Мы вошли в небольшой элегантный зал клубного казино. Несколько человек играли за столами в блэк-джек, кто-то лениво бросал кости на изумрудное, расчерченное тщетными знаками надежды игровое поле. Бесшумный официант разносил коктейли и сигары.
— Естественно! — продолжил Серебровский. — Потому что они работают на меня за деньги. Устают и сильно злятся на меня. А когда эти люди играют в футбол, или пляшут, или выпивают целую ночь — нешто они тратят меньше сил? Но они их тратят с наслаждением и на усталость не жалуются…
— Ага! Для убедительности сравни усилия счастливого любовника в койке и мучительный труд наемного жиголо!
— Правильной дорогой идете, товарищ! Вас там, в международной ментовке, учат зрить в корень. Факанье — это венец, пик, зенит нашего бытия! — почему-то грустно сказал Сашка. — Здесь — людское начало и человеческий конец. Или трахание — самое острое счастье всей твоей жизни, или занудная потная работа на какую-то противную тебе тетю…
К нам приближался сложным галсом менеджер казино — он остановился на некоторой дистанции, но так, чтобы оказаться рядом, как только понадобится, и весь его вид был сплошная готовность прийти на помощь, оказать услуги или просто проявить нам знаки внимания, искреннего почтения и сердечной привязанности.

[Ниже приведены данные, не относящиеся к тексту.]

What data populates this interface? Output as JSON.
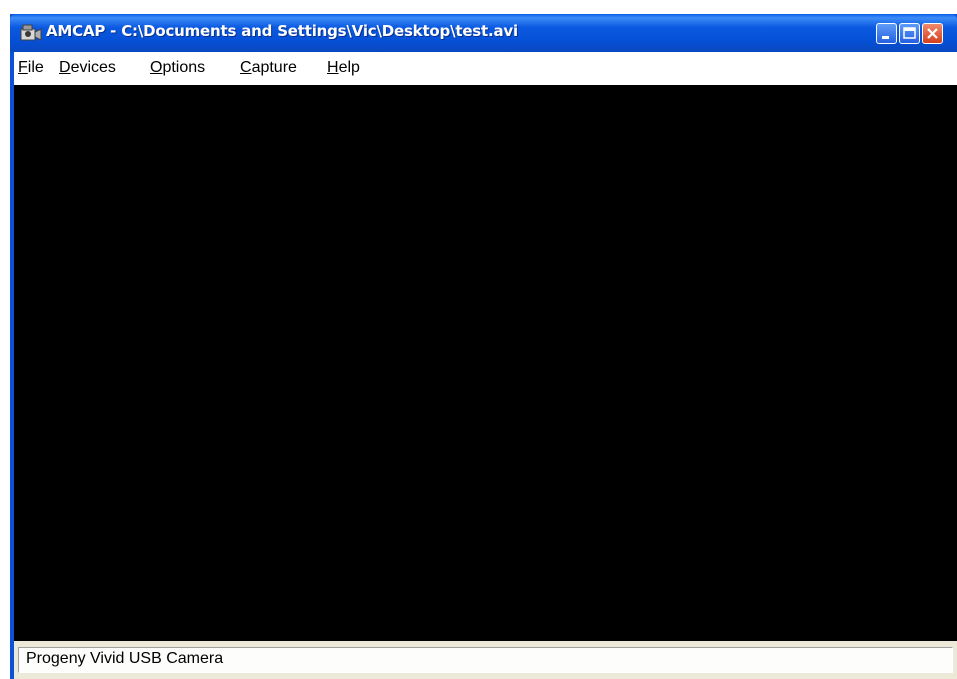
{
  "window": {
    "title": "AMCAP - C:\\Documents and Settings\\Vic\\Desktop\\test.avi"
  },
  "menu": {
    "items": [
      {
        "label": "File",
        "accel": "F",
        "rest": "ile"
      },
      {
        "label": "Devices",
        "accel": "D",
        "rest": "evices"
      },
      {
        "label": "Options",
        "accel": "O",
        "rest": "ptions"
      },
      {
        "label": "Capture",
        "accel": "C",
        "rest": "apture"
      },
      {
        "label": "Help",
        "accel": "H",
        "rest": "elp"
      }
    ]
  },
  "status": {
    "text": "Progeny Vivid USB Camera"
  },
  "icons": {
    "app": "camera-icon",
    "minimize": "minimize-icon",
    "maximize": "maximize-icon",
    "close": "close-icon"
  },
  "colors": {
    "titlebar": "#0550d6",
    "video_background": "#000000",
    "close_button": "#d4401d"
  }
}
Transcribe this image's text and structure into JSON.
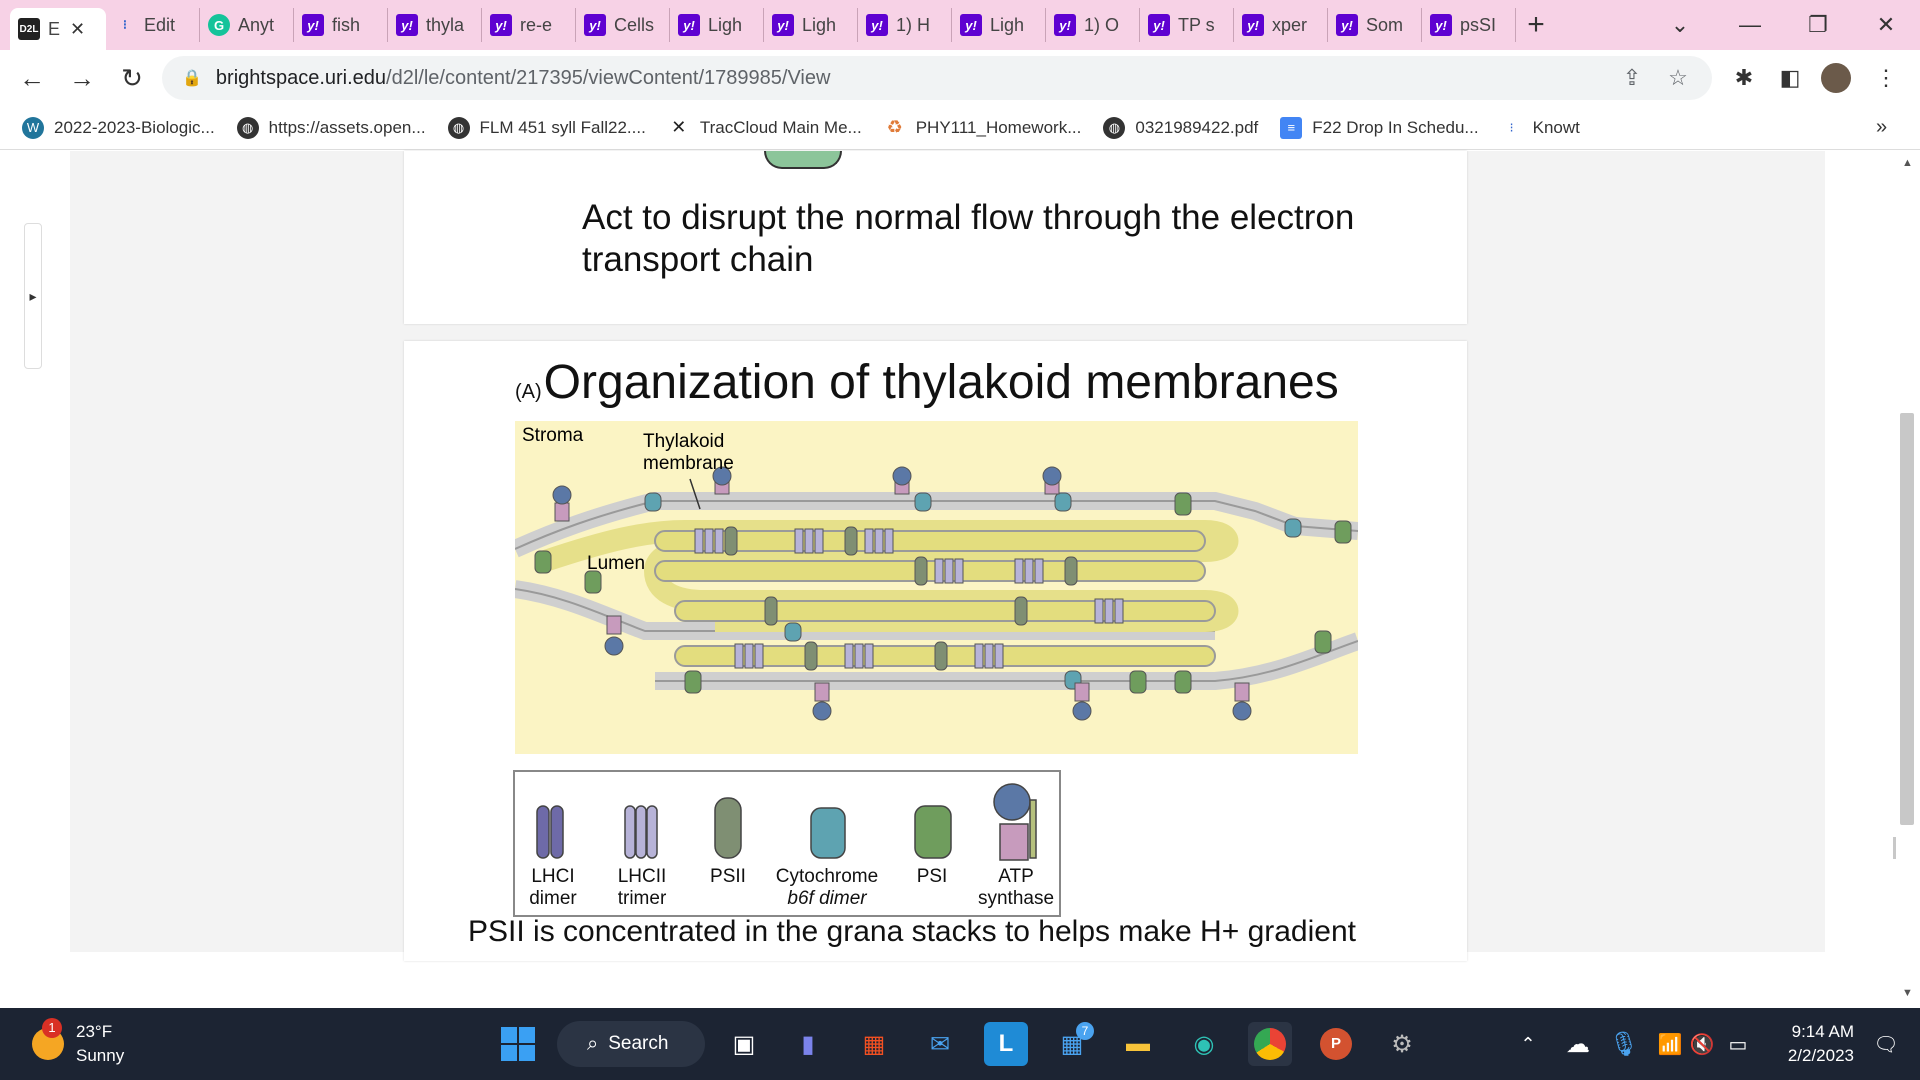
{
  "browser": {
    "tabs": [
      {
        "label": "E",
        "favicon": "D2L",
        "active": true
      },
      {
        "label": "Edit",
        "favicon": "knowt-icon"
      },
      {
        "label": "Anyt",
        "favicon": "G"
      },
      {
        "label": "fish",
        "favicon": "y!"
      },
      {
        "label": "thyla",
        "favicon": "y!"
      },
      {
        "label": "re-e",
        "favicon": "y!"
      },
      {
        "label": "Cells",
        "favicon": "y!"
      },
      {
        "label": "Ligh",
        "favicon": "y!"
      },
      {
        "label": "Ligh",
        "favicon": "y!"
      },
      {
        "label": "1) H",
        "favicon": "y!"
      },
      {
        "label": "Ligh",
        "favicon": "y!"
      },
      {
        "label": "1) O",
        "favicon": "y!"
      },
      {
        "label": "TP s",
        "favicon": "y!"
      },
      {
        "label": "xper",
        "favicon": "y!"
      },
      {
        "label": "Som",
        "favicon": "y!"
      },
      {
        "label": "psSI",
        "favicon": "y!"
      }
    ],
    "url_host": "brightspace.uri.edu",
    "url_path": "/d2l/le/content/217395/viewContent/1789985/View",
    "bookmarks": [
      {
        "label": "2022-2023-Biologic...",
        "icon": "wordpress-icon"
      },
      {
        "label": "https://assets.open...",
        "icon": "globe-icon"
      },
      {
        "label": "FLM 451 syll Fall22....",
        "icon": "globe-icon"
      },
      {
        "label": "TracCloud Main Me...",
        "icon": "traccloud-icon"
      },
      {
        "label": "PHY111_Homework...",
        "icon": "recycle-icon"
      },
      {
        "label": "0321989422.pdf",
        "icon": "globe-icon"
      },
      {
        "label": "F22 Drop In Schedu...",
        "icon": "docs-icon"
      },
      {
        "label": "Knowt",
        "icon": "knowt-icon"
      }
    ],
    "more_bookmarks": "»"
  },
  "slide1": {
    "text_line1": "Act to disrupt the normal flow through the electron",
    "text_line2": "transport chain"
  },
  "slide2": {
    "panel_label": "(A)",
    "title": "Organization of thylakoid membranes",
    "label_stroma": "Stroma",
    "label_thylakoid1": "Thylakoid",
    "label_thylakoid2": "membrane",
    "label_lumen": "Lumen",
    "legend": [
      {
        "line1": "LHCI",
        "line2": "dimer",
        "color": "#6e6aa8"
      },
      {
        "line1": "LHCII",
        "line2": "trimer",
        "color": "#b7b3d8"
      },
      {
        "line1": "PSII",
        "line2": "",
        "color": "#7f8f73"
      },
      {
        "line1": "Cytochrome",
        "line2": "b6f dimer",
        "color": "#5ea3b1"
      },
      {
        "line1": "PSI",
        "line2": "",
        "color": "#6f9d5d"
      },
      {
        "line1": "ATP",
        "line2": "synthase",
        "color": "#c79bbd"
      }
    ],
    "caption": "PSII is concentrated in the grana stacks to helps make H+ gradient"
  },
  "taskbar": {
    "weather_temp": "23°F",
    "weather_desc": "Sunny",
    "weather_badge": "1",
    "search_label": "Search",
    "teams_badge": "7",
    "time": "9:14 AM",
    "date": "2/2/2023"
  }
}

— Занятно, — покачал я головой, — услышать это от тебя…
Серебровский с усмешкой смотрел на меня:
— Удивительно? Да? Наполеончики избегают очевидцев их блеклой и невыразительной молодости?
— Твоя молодость не была блеклой…
— Она была никакой! Как у всех тех, кто сильно устает от работы… Кстати, ты не увлекаешься? — Сашка кивнул на игровые столы.
— Азарта не хватает… Знаешь, когда мы были пацаны, этого ничего не было, а потом так и не встрял. А ты что, играешь?
— О-о! Еще как! Большая страсть!
— Рулетка? Баккара? Кости? — поинтересовался я.
— Нет, — покачал головой Серебровский. — Игра у меня страшноватая, но замечательная…
— Уточни?
— Я скупаю, отнимаю и открываю казино…
— Ничего не скажешь — классная игра, — согласился я охотно. — По доходности сидит между наркотой и торговлей оружием. Самый высокий съем бабок с алчных дураков. И без обмена финансовыми рисками…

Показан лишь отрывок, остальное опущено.